Des interdictions contournées
Il a pu observer que la limitation d’âge pour accéder aux réseaux sociaux n’est pas toujours respectée : « Tous les enfants que je vois accèdent à Tiktok, Instagram, sans tenir compte de la limite d’âge actuelle, donc à 11 ans ils ont déjà Tiktok, Instagram sans la moindre difficulté », alerte-t-il. Avant de poursuivre : « Des adolescents, dans certains cas extrêmes, peuvent avoir 16, 17, 18 heures de consommation de portable par jour pendant les vacances ». Ce qui l’a poussé à modifier sa pratique pédagogique en proposant un cours qu’il appelle « Esprit scientifique, esprit critique adapté aux réseaux sociaux ». Il a aussi rejoint le Collectif Surexposition écrans (CoSe) pour s’informer et échanger avec des médecins et des psychologues.

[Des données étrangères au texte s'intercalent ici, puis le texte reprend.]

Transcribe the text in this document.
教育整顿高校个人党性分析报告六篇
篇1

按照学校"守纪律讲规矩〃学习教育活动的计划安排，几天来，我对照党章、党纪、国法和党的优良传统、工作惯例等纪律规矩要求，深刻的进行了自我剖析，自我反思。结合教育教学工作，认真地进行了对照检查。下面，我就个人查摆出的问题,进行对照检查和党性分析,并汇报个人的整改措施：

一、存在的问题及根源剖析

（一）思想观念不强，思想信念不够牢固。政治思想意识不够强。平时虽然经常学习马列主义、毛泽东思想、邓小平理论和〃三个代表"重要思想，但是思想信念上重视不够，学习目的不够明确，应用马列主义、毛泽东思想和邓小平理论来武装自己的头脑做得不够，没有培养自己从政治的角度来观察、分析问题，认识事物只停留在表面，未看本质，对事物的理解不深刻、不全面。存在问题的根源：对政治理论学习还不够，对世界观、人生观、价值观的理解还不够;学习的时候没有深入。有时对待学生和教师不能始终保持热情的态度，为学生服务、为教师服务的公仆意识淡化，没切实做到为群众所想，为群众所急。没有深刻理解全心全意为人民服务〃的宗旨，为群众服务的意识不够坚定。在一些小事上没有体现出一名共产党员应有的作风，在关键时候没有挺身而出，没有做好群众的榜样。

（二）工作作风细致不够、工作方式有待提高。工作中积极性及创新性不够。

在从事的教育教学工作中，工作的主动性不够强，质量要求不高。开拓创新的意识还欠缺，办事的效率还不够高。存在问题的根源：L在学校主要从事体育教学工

« 20 heures de prévention » contre « 1800 heures de réseaux sociaux par an »
Mais pour Antony Mareuil, le combat est déséquilibré. Entre le temps consacré à la sensibilisation et le temps passé sur les écrans par les enfants, il y a un gap : « Les enfants sont censés avoir 16 heures d’éducation aux médias et à l’information par an. En tout, on propose à un enfant une vingtaine d’heures maximum sur la prévention dans l’usage des réseaux sociaux. Alors que l’enfant, il est à 1800 heures de réseaux sociaux par an. On a d’un côté 20h de prévention, de l’autre, 1800 heures de pratique ! » dénonce le professeur de Sciences et Technologie.
Pour l’enseignant, l’Éducation nationale doit maintenant se défaire de certains outils numériques. Et si au départ, détaille-t-il, ça a été une bataille de mettre en place des Espaces Numériques de Travail de manière généralisée en France, « il faut maintenant faire machine arrière. Comme ça a été proposé par la commission d’enquête parlementaire en avril 2024, il faudrait probablement fermer l’accès aux ENT à partir d’une certaine heure », propose Antony Mareuil.
Le soutien de Mickaël Vallet, sénateur engagé sur ces sujets de surexposition aux écrans
Pour le sénateur socialiste de la Charente-Maritime, Mickaël Vallet, il faut sortir de ces injonctions contradictoires entre limitation et nécessité d’utiliser les écrans prônée par l’Éducation nationale : « Tant que vous aurez des notes qui peuvent tomber à 20h ou 22h le dimanche soir sur ces applis, les enfants vont rafraîchir Pronote. Ce sont des exemples que je vois personnellement et concrètement », assure t-il. « Monsieur (Antony Mareuil) fait œuvre utile, mais la question est systémique, par le haut et par le bas ».
Pour le sénateur, il faudrait développer ces cours de prévention, avant d’interpeller la ministre de l’Éducation nationale Élisabeth Borne qui a annoncé vouloir imposer une limite horaire à l’utilisation de ces outils : « Je ne vois pas ce qui retient la ministre de l’Éducation nationale de poser certains principes sur la question de l’ENT ».